Smart, athletic and hair cropped like that of a retinue. He had a perfect jaw line. But, what truly amazed me was his photographic memory — an eight year old third grader who remembered Richard Feynman’s entire biography with every detail. An amazing gymnast that he was, his entry into the classroom would be with a side and flip over somersault. Sounds like the perfect one, right? Well, not really.

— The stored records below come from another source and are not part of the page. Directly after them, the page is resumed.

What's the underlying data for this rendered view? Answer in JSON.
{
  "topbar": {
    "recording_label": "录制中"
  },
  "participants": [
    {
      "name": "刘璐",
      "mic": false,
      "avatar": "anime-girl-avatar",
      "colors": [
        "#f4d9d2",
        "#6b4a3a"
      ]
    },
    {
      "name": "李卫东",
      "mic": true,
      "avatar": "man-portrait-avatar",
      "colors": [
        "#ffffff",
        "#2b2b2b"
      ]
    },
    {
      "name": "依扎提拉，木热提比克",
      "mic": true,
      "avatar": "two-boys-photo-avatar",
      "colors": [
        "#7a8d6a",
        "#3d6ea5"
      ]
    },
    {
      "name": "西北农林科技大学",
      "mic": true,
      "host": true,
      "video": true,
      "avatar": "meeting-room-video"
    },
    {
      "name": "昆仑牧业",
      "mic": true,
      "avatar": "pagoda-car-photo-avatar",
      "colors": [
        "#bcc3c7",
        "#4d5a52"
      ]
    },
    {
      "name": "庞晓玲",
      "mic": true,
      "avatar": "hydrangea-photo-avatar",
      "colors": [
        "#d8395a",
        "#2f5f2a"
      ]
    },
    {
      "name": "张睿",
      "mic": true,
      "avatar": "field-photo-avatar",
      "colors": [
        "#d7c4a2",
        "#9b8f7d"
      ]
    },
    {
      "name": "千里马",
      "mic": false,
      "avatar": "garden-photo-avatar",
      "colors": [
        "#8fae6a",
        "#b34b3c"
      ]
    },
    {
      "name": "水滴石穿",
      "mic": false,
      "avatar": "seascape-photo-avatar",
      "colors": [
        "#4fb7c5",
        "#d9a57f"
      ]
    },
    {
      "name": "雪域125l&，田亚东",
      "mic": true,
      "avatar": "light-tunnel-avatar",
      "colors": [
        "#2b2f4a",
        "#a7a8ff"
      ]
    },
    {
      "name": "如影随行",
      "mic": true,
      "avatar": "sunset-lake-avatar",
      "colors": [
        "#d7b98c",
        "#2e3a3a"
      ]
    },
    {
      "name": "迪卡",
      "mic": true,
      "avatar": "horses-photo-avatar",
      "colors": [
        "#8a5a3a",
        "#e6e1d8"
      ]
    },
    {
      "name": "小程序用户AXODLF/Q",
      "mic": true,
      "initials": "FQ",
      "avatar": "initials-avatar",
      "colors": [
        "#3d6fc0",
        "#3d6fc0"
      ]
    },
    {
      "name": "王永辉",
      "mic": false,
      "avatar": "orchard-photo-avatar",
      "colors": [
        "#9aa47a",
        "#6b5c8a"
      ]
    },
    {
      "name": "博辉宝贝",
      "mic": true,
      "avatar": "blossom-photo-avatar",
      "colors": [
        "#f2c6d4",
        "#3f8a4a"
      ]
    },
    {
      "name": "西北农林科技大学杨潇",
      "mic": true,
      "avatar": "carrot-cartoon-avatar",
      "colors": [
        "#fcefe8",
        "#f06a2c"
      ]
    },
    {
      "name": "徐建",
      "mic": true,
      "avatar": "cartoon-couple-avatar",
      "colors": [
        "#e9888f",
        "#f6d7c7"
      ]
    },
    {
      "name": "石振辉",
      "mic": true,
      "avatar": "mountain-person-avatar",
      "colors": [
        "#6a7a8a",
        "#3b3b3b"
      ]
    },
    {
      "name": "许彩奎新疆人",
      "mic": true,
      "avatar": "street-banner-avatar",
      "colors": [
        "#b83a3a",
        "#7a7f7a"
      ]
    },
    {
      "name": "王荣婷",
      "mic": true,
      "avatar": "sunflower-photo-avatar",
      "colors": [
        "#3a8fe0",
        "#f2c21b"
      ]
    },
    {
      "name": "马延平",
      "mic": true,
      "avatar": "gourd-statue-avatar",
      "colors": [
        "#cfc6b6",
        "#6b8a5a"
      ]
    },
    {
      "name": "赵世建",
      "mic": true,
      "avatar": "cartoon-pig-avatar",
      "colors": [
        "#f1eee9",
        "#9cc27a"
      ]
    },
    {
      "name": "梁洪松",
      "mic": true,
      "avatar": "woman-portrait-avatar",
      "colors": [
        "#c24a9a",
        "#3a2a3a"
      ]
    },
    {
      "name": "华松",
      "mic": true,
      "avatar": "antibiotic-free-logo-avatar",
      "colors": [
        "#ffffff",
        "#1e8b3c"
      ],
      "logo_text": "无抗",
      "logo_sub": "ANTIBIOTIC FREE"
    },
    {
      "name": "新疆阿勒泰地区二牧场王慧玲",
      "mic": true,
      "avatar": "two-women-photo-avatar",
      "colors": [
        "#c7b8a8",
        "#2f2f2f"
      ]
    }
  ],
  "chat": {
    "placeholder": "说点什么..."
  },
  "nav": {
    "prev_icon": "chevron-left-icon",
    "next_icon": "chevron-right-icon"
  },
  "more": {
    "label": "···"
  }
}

A family of three, and his mother the sole breadwinner. I would frequently visit his house, but this day was different. As I approached his house, I was shocked to see his father lying unconscious on the street: drunk. I could see the streetlight in the narrow lane give way to the lean stick like figure of his mother. She sat at the door waiting for her husband to gain conscience. Almost ignorant of the happenings, Kunal came and greeted me with a lot of enthusiasm. The evening stands in front of me as I close my eyes: his mother crying on my shoulder incessantly as if she cared about nothing in the world. Kunal’s was certainly not a perfect world. He taught me…. I don’t know what he taught me. I just found an amazing friend in him. One I could talk to without filtering my thoughts, one who did not judge and understood me. In his mother, I saw traces of my mother.

…………………………………………………..

Towards the end of the first year of teaching, I screamed at her. She was one of the finest kids in the class. How could she not listen to me? She was so scared that she started wailing like a baby. I did not pay heed. I thought it would be over in a bit. It did not. I had broken her dreams. I spoke to her the next day. She still seemed perplexed. I looked into her eyes and told her “Shalini, you can become whoever you aspire to be when you grow up! ” I could see the sparkle in her eyes. She believed me. This experience taught me that I trust and believe in people to transform and become their best selves. This belief translates into the confidence and conviction with which I speak.

What a relief! The fan came back to life. The whizzing of the motor finally broke the silence. The void was lost, or was it? In all the kids I dealt with over the last couple of years, there existed a void that I was trying to fill and leave behind a part of me in their lives. But to what extent I was successful, only time will tell! These kids balanced my life by helping me learn so much about myself. I vividly remember talking to my college professor as I was doing a miserably in a project. She said “Gentleman, your friends love you, your parents do too. Your studies and teachers are equally important. There is a lot at stake and hence it is essential to balance your act.” A fine balance really!

The emptiness took over me again. In Richard Feynman’s words,

“I…. a universe of atoms, an atom in the universe.”